Seru Grandi, Curaçao, 1 April 2034



"Haal in hemelsnaam die zelfvoldane grijns van je gezicht, Junior, en doe je klusjes! Je vader kan elk moment thuis zijn."

Terwijl John het bestek naar de veranda tafel bracht, dwaalde zijn gedachten nogmaals af. Maruja was ruim twee jaar ouder den John, en nou niet bepaald hoog begaafd, maar waar het bij Marija mentaal aan ontbrak, daar maakte ze het fysiek dubbel voor goed. De enige zestienjarige in John's klas, en wat looks betreft, veel te hoog gegrepen voor John en zijn veertienjarige klasgenoten. Tenminste, dat was ze tot en met gisteren absoluut geweest. John voelde zich als op een wolk.

"John Junior!"

Riep z'n moeder, terwijl John nog terug dacht aan die kus. Niet zomaar een kusje, nee, een echte zoen compleet met tong, waar geen einde aan leek te komen.

"John William Bridgewater Junior!"

Schreeuwde z'n moeder naar hem. En terwijl hij z'n best deed de mooie herinnering vast te houden keek John op richting z'n moeder. Op dat moment zag John iets blauws. In de blauwe vlek werden net op tijd om nog te beseffen wat er gebeurde, de contouren van zijn moeders slipper zichtbaar, welke hem een fractie van een seconde later met de onderkant recht op z'n gezicht raakte.

"Sta verdomme niet zo te dromen. Junior! Ga de tafel dekken! Nu!"

De gezichtsuitdrukking van z'n moeder liet geen enkele ruimte voor interpretatie. Als John nu niet snel zijn klusjes ging doen dan zou hij dat gegarandeerd nog dagen lang voelen, iedere keer dat hij op een stoel zou gaan zitten. Terwijl John zich terug het huis in haaste om de borden uit de keukenkast te halen gaf zijn moeder hem nog een fikse klap op z'n achterhoofd. John begreep nooit goed waar z'n ma haar handen ieder keer opeens vandaan kwamen in situaties als deze. John keek over zijn schouder naar zijn moeder, en die stond, net als het moment dat hij het huis in haaste nog steeds de suiker door de melk te roeren.

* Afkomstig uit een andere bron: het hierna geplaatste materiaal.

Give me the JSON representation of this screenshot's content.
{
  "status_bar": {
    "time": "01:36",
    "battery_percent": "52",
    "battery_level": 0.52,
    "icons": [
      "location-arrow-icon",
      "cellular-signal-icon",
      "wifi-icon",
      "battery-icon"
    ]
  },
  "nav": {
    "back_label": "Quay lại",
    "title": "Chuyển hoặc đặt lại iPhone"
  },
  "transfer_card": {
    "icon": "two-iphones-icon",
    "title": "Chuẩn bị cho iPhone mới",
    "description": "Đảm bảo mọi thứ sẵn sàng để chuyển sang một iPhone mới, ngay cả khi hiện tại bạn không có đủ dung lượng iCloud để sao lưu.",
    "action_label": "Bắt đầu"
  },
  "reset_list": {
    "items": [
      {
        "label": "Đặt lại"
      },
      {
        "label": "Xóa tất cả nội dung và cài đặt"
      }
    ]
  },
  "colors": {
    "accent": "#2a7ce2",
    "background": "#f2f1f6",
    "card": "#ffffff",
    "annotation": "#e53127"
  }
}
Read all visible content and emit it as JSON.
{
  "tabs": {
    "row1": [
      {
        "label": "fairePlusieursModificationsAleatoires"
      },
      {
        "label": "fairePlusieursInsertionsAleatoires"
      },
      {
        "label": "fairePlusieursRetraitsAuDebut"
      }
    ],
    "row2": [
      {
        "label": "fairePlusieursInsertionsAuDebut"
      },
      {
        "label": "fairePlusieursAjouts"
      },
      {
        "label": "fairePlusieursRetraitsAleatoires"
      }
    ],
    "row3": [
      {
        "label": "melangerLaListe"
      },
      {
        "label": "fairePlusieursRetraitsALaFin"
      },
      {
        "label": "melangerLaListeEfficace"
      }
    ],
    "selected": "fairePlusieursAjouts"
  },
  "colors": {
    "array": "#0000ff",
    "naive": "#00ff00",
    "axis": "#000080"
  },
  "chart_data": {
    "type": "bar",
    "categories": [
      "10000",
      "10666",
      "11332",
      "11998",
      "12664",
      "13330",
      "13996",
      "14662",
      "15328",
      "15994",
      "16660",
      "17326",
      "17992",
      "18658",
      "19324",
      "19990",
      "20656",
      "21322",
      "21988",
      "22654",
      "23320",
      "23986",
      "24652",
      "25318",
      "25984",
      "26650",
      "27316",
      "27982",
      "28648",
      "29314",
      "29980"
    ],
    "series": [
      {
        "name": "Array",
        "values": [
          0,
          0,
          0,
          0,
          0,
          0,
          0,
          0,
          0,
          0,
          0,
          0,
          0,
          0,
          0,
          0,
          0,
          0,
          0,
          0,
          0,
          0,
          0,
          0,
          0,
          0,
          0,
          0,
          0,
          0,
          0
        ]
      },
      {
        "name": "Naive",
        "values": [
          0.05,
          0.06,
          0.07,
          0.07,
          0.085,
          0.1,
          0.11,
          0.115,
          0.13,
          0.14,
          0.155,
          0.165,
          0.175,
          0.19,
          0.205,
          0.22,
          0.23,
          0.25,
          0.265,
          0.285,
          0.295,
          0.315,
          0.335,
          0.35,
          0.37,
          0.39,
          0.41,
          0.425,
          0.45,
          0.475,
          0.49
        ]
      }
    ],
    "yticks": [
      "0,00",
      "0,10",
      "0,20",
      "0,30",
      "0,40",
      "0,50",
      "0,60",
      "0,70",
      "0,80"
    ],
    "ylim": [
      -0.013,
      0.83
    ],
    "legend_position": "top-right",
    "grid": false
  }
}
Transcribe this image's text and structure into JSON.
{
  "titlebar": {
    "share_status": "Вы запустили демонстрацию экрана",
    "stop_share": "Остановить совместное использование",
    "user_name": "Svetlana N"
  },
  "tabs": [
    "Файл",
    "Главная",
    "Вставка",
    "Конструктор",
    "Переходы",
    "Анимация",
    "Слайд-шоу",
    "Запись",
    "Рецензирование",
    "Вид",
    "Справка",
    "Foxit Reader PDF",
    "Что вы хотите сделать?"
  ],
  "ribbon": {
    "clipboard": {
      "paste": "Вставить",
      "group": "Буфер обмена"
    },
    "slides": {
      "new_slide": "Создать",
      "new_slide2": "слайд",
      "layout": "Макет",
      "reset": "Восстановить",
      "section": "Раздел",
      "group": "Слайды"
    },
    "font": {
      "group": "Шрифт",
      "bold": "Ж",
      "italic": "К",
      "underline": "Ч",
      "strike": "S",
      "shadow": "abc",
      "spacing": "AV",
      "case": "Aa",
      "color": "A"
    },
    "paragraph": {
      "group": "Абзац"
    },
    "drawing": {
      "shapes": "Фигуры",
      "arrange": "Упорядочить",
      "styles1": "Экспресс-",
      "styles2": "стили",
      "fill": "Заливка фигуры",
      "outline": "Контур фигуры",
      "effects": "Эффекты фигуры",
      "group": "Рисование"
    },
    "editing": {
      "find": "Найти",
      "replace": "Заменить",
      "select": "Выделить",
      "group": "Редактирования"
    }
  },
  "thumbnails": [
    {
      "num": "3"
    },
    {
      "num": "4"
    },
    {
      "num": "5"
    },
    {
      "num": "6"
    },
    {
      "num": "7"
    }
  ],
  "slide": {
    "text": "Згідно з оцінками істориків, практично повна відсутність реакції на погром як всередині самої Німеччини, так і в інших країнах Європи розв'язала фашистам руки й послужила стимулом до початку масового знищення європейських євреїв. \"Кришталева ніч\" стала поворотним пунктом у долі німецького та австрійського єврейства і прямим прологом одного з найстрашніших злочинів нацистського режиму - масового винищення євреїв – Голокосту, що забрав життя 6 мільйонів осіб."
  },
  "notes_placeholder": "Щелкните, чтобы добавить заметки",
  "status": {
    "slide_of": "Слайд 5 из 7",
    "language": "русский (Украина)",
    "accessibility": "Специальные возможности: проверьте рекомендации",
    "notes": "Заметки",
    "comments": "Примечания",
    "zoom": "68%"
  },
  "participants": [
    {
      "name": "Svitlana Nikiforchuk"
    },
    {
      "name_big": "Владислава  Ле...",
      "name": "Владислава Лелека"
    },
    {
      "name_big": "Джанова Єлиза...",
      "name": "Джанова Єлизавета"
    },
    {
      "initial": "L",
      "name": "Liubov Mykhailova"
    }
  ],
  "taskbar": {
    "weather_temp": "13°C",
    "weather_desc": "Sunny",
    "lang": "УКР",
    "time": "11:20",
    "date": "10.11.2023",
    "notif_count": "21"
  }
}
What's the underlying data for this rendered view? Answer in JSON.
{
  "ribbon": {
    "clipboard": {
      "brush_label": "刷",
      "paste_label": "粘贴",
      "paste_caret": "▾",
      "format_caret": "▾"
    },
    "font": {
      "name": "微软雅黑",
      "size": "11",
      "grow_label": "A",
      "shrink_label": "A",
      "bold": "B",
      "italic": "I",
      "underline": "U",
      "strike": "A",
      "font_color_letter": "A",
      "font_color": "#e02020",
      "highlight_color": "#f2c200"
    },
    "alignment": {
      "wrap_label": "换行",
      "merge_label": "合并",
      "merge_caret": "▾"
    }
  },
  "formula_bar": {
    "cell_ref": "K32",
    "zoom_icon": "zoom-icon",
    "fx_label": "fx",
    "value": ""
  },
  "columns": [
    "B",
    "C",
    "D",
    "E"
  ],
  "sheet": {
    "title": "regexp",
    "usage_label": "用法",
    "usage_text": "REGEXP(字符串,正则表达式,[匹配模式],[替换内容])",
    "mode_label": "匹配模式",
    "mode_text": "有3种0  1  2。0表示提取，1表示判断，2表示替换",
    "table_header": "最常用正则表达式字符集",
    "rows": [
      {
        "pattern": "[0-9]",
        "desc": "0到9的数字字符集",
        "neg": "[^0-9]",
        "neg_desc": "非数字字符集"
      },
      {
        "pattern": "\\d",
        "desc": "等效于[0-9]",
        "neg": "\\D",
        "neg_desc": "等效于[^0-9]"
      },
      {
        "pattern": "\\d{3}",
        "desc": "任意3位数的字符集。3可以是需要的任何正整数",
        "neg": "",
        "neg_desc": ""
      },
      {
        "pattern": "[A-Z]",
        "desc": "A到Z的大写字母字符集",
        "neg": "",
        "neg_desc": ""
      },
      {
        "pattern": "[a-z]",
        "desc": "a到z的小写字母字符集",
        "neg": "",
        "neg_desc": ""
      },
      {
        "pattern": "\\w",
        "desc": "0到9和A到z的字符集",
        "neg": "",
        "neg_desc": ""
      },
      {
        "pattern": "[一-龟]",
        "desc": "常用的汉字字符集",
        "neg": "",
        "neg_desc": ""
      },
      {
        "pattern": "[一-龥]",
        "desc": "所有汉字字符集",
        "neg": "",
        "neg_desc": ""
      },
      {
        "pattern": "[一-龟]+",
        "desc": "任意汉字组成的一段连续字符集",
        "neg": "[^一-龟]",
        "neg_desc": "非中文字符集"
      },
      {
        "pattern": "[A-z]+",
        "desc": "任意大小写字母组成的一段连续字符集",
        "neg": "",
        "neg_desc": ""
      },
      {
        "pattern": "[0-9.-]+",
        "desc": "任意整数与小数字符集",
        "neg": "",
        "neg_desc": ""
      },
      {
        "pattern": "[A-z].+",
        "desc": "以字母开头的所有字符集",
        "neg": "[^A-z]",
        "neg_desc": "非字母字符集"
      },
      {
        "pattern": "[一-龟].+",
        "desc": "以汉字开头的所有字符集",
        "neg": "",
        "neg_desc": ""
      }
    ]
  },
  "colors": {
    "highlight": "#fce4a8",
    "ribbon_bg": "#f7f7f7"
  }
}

"Wat sta je nu dom te staren, Junior? Wil je er soms nog een?"

Mam zette de kom met melk neer, pakte een groot slagersmes, en keek diep in Johns ogen. Toen tilde ze het med boven haar hoofd, en zonder ook maar een fractie van een seconde haar blik van John te laten wijken sloeg ze blindelings het blok boter, dat op een houten keukenplank ruste, in twee op het oog exact even grote stukken. John pakte snel vijf grote borden uit de kast, en deed, omdat hij z'n beide handen vol had, de keukendeur dicht met z'n voorhoofd.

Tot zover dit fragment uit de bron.